In order to involve as many people as possible so that they become active participants themselves, it’s therefore necessary to make the transformation visible, to communicate widely and, often, to obtain the necessary support and sponsorship from the management team. In situations at scale, such as the SAFe context in which I’m currently mainly involved, this requires the creation and mobilization of a transformation team composed of different participants, such as coaches, managers, operational staff, and sponsors. The diversity of the people in the team is an asset and allows support and transformation to take place “from within”, involving for example teams, senior managers, the portfolio, solutions, Agile Release Trains1, cross-functional roles, and so on in a coordinated and coherent manner. The goal is, little by little, to establish transformation representatives who work to change things in their role on a day-to-day basis. This will anchor agile practices, principles, and mindset to an ever-greater degree and therefore also enable the corporate culture to evolve.

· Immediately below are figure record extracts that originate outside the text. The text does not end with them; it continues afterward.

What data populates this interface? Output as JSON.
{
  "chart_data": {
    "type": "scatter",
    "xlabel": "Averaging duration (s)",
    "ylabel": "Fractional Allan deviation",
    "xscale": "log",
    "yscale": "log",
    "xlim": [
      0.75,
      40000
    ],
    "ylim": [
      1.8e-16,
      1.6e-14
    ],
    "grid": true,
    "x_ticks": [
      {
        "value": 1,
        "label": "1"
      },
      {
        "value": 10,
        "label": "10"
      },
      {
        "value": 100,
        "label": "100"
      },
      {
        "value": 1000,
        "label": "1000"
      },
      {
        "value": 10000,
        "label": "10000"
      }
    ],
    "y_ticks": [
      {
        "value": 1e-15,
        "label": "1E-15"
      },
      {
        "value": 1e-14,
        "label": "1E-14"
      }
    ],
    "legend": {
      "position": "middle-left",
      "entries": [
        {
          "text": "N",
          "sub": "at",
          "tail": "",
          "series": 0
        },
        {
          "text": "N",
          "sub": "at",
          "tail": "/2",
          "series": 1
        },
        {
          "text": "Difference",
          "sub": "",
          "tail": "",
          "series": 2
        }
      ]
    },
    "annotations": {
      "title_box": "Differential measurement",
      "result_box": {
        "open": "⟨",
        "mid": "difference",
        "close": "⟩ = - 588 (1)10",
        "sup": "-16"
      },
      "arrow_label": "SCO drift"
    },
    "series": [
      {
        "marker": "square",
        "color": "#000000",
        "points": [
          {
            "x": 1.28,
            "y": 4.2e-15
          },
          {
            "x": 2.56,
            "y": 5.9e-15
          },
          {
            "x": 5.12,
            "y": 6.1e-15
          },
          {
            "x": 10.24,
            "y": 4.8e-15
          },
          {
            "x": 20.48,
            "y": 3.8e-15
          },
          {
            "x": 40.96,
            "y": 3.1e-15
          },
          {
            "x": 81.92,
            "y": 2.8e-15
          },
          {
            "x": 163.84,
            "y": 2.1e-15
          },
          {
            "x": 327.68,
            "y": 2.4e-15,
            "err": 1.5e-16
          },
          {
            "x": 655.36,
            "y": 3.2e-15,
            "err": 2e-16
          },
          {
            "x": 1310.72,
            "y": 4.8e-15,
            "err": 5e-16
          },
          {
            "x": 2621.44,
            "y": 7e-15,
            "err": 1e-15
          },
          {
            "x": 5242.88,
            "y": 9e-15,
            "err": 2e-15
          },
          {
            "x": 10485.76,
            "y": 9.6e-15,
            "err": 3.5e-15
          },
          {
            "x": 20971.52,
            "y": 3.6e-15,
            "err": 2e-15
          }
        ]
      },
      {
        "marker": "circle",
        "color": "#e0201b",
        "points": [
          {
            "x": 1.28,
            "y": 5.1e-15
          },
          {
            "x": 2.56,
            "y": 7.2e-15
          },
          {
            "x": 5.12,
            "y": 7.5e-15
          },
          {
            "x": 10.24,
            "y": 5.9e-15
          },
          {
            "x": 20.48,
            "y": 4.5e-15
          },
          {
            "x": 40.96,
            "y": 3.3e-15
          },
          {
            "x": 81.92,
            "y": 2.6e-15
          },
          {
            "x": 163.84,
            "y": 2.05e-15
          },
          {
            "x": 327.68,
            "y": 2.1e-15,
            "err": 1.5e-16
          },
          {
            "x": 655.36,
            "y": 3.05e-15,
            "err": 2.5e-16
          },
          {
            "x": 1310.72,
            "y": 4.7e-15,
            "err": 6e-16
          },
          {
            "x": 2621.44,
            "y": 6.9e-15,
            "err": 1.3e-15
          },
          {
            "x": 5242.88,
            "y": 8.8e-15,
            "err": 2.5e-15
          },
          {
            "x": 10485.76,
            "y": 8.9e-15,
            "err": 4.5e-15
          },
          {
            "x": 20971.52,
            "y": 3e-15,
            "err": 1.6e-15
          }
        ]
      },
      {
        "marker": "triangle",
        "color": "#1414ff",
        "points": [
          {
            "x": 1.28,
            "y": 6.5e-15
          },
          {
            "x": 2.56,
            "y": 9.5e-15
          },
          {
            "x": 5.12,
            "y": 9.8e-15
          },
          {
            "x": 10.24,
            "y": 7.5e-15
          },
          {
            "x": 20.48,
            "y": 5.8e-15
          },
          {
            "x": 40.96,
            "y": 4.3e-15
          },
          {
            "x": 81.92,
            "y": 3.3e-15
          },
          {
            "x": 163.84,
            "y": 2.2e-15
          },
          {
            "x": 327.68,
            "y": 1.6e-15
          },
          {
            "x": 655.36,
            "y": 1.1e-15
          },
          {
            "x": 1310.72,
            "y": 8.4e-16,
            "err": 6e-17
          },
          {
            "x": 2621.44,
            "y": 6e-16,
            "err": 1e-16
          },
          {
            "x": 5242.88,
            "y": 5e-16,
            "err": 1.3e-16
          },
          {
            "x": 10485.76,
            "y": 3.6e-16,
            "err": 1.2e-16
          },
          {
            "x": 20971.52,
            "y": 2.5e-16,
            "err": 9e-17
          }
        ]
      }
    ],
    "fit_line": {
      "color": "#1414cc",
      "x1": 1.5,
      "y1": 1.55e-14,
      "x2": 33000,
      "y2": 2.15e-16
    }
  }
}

Once the coaches and trainers have been appointed, the objectives and potential ways of achieving them established, the transformation team created and supported at the highest level, off you go!
Obviously, in practice things aren’t so sequential or ideal and, in a scaled agile context, this necessarily involves a large number of people. There’s a constant need to juggle between the different levels of maturity of the teams and people concerned, alleviate their fears and doubts, move forward with the “early adopters,” communicate a lot, lead the transformation team itself, and so on.
Taking charge of the roles of Scrum Master, Release Train Engineer, and Product Owner is the focal point of agile transformation.
To finish, I’d say that both in Jean-Claude’s very good report and in my own experience, I remember one key point: the need to take charge of the roles involved, especially those of the Scrum Master and the Release and Solution Train Engineers within SAFe or other equivalent scaled approaches. These people are the drivers of transformation, without which transformation can neither evolve, nor be viable in the medium to long term, nor become anchored in the organization.
Managing the profound transformation of an enterprise
A scaled agile approach can lead to a profound transformation of an enterprise; indeed, it must result in such a change. Managing change is important. There is a risk of failure.
How do you feel about these conversations?
– We are in the midst of an agile reorganization.
– Great, how’s that going?
– I don’t know yet; we haven’t yet been notified of the new structure.
– We’ve completed our agile transformation.
– What results have you achieved?
– Uh… well, now we’re “agile”, but we’ve lost lots of our agility.
– We’ve decided to adopt agile practices.
– Good news; how are you going about it?
– We’re putting in place tool X.
Without going into detail, here are some points we thought were key to the success of rolling out a scaled agile approach:
Seeing agile first and foremost as a culture and only then as a process or practice.
- To achieve big things, learn to do the little things right. Large organizations need to relearn how not to go back into their silos, how to work incrementally, and how to identify the little important things to be done first, for example.
- Being supported by one or more coaches is vital. Ideally, these coaches will be external to your organization and will have the necessary perspective.